E. 1.1 Les procédures d'extradition entre la Suisse et l’Autriche sont prioritairement régies par la Convention européenne d'extradition du 13 décembre 1957 (CEExtr; RS 0.353.1), par le Deuxième protocole additionnel à la Convention (RS 0.353.12) et par l'Accord du 13 juin 1972 entre la Confédération suisse et la République d'Autriche en vue de compléter la Convention européenne d'extradition du 13 décembre 1957 et de faciliter son application (RS 0.353.916.31). Les art. 59 ss de la Convention d'application de l'Accord Schengen du 14 juin 1985 (CAAS; n° CELEX 42000A0922(02); Journal officiel de l’Union européenne L 239 du 22 septembre 2000, p. 19 à 62) s’appliquent également à l’extradition entre l’Autriche et la Suisse (v. arrêt du Tribunal pénal fédéral RR.2008.296 du 17 décembre 2008, consid. 1.3).

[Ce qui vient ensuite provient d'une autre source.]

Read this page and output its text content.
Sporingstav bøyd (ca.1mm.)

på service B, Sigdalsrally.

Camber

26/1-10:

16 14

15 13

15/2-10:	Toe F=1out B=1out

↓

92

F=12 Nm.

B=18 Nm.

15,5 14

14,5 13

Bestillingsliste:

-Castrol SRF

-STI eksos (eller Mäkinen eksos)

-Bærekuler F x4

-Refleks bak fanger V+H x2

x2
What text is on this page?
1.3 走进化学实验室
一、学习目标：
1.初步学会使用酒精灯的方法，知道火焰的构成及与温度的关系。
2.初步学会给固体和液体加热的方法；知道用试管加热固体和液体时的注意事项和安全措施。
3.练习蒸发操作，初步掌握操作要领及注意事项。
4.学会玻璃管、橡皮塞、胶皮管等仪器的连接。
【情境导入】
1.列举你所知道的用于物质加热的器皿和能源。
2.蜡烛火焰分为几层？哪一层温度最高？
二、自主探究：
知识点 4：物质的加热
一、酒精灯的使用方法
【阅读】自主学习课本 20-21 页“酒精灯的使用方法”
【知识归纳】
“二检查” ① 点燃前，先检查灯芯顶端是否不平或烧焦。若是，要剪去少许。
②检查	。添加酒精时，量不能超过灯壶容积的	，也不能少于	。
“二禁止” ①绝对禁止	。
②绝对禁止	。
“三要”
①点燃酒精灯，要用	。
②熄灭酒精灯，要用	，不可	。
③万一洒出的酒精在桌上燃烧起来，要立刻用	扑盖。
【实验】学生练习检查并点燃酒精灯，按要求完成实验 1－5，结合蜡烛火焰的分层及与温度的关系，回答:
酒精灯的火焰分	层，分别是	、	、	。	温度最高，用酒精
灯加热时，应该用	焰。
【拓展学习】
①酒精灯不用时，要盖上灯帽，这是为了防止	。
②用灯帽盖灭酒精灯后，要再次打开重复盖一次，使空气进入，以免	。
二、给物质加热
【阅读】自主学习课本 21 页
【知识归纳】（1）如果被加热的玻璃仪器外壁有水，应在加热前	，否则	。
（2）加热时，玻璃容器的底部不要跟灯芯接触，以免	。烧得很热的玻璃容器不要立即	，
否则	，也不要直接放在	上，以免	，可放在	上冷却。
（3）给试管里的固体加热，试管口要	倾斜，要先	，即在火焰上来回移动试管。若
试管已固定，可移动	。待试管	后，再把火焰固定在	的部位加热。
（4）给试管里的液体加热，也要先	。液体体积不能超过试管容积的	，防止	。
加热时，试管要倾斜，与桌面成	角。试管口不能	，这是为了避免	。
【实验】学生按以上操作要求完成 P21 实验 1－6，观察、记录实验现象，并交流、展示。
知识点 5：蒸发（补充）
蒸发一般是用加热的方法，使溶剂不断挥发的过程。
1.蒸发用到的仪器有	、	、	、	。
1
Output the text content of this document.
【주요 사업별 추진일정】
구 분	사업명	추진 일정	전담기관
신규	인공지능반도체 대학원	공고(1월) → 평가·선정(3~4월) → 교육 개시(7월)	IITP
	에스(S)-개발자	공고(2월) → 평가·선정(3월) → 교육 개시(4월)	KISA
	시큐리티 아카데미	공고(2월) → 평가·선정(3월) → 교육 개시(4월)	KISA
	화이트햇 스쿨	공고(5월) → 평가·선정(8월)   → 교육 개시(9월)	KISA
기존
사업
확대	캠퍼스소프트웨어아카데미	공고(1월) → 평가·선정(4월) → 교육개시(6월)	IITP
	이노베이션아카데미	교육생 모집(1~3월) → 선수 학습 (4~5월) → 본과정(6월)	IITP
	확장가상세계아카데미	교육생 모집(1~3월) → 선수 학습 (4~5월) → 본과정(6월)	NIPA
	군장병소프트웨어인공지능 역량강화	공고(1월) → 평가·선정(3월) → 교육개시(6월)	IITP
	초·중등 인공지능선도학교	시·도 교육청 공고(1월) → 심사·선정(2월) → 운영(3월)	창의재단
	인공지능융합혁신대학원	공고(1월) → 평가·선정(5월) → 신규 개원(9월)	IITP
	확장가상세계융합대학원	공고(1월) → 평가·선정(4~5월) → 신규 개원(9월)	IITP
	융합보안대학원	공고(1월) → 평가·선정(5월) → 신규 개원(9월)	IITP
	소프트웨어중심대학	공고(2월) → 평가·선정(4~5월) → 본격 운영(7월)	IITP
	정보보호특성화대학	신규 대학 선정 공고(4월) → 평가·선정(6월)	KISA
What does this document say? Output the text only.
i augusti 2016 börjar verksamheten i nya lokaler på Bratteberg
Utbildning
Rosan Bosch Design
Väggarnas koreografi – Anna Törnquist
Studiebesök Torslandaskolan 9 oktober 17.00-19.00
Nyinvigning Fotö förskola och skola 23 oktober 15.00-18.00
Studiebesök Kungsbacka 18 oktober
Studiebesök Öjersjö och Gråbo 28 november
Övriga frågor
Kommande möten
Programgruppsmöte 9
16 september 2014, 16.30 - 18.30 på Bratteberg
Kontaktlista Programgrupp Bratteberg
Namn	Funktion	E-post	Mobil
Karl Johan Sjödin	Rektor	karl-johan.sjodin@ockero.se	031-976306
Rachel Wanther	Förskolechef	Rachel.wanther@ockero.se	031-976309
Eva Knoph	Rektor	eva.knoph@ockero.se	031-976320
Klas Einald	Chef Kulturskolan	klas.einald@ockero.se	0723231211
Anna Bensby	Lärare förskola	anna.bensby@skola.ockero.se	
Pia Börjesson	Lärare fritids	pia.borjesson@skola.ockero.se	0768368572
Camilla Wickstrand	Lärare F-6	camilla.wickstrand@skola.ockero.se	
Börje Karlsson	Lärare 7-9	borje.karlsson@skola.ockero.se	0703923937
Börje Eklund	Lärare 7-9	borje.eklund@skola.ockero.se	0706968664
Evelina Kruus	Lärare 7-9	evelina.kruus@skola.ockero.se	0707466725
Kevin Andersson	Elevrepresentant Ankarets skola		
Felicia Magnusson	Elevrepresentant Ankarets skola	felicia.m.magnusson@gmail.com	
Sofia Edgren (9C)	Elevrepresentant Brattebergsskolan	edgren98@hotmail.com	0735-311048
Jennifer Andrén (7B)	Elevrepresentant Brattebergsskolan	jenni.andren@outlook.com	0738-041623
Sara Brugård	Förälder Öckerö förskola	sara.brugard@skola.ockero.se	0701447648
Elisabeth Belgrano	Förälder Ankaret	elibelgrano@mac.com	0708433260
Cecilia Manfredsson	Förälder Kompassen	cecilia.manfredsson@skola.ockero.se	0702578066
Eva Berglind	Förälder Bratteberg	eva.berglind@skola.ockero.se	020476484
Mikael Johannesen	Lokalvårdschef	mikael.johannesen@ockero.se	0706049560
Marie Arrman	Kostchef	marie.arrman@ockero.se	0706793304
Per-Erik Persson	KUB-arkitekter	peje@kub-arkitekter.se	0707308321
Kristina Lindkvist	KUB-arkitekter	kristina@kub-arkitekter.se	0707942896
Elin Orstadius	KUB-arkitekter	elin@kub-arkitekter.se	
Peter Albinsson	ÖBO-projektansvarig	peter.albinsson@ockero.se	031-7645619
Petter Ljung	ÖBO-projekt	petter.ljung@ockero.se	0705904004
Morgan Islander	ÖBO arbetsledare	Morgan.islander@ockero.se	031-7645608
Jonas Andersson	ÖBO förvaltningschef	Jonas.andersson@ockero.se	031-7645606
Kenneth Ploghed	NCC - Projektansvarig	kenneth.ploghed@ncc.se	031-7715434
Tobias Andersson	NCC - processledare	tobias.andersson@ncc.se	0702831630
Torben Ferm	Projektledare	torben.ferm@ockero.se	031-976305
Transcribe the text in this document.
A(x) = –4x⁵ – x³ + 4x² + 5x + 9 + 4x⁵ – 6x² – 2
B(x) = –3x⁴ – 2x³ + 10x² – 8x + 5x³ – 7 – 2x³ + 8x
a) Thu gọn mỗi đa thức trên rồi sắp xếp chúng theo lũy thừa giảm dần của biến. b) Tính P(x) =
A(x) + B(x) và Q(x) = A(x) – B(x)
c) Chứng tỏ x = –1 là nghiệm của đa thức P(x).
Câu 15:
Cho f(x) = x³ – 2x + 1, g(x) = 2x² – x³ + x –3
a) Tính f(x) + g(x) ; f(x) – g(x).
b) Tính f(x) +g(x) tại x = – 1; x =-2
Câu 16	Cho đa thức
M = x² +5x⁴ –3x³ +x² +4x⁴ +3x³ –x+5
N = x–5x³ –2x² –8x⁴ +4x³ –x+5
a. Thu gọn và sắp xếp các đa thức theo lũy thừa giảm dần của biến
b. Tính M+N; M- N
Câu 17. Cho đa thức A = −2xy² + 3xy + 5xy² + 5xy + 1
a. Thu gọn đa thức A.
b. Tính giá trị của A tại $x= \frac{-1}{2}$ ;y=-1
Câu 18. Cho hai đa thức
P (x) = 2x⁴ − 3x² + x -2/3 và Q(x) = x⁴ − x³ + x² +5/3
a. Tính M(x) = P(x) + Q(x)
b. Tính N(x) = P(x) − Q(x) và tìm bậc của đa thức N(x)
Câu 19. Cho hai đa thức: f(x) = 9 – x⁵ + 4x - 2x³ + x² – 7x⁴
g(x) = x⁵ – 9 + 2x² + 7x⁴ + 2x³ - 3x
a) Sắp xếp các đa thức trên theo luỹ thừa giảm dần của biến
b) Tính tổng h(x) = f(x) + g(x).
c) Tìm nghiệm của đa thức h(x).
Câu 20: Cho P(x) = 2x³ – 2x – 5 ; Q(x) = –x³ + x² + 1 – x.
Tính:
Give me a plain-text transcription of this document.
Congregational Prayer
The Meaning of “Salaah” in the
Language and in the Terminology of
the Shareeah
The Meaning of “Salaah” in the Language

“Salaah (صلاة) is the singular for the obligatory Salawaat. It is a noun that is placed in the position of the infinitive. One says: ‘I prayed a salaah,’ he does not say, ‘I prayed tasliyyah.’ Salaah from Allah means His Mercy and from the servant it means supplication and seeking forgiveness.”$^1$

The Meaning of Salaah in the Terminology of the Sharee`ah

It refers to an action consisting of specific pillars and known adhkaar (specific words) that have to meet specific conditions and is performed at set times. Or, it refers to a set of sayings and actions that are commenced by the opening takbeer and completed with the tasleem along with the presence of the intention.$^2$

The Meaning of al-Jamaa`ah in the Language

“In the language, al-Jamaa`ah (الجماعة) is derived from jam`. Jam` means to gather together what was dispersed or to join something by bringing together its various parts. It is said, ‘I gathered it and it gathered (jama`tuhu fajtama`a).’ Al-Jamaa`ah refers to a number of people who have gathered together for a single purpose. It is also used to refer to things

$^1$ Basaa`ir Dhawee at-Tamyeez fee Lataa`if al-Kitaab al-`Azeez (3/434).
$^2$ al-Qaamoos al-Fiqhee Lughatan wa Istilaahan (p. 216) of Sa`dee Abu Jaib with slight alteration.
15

Les dispositions pertinentes du CAAS n’affectent pas l’application des dispositions plus larges des accords en vigueur entre l’Autriche et la Suisse (art. 59 par. 2 CAAS). Pour le surplus, la loi fédérale sur l'entraide internationale en matière pénale (EIMP; RS 351.1) et son ordonnance d'exécution (OEIMP; RS 351.11) règlent les questions qui ne sont pas régies, explicitement ou implicitement, par les traités (ATF 130 II 337 consid. 1; 128 II 355 consid. 1 et la jurisprudence citée). Le droit interne s'applique en outre lorsqu'il est plus favorable à l'octroi de l'extradition que les traités (ATF 140 IV 123 consid. 2; 137 IV 33 consid. 2.2.2; 136 IV 82 consid. 3.1; 129 II 462 consid. 1.1; 122 II 140 consid. 2). L'application de la norme la plus favorable (principe dit "de faveur") doit avoir lieu dans le respect des droits fondamentaux (ATF 135 IV 212 consid. 2.3).

E. 1.2 En vertu de l'art. 37 al. 2 let. a ch. 1 de la loi fédérale sur l'organisation des autorités pénales de la Confédération (LOAP; RS 173.71), mis en relation avec l'art. 48 al. 2 EIMP, la Cour des plaintes du Tribunal pénal fédéral est compétente pour connaître des recours dirigés contre les mandats d'arrêt à titre extraditionnel. Adressé, par la personne visée, dans les dix jours à compter de la notification du mandat d'arrêt (art. 48 al. 2 EIMP), le recours est formellement recevable.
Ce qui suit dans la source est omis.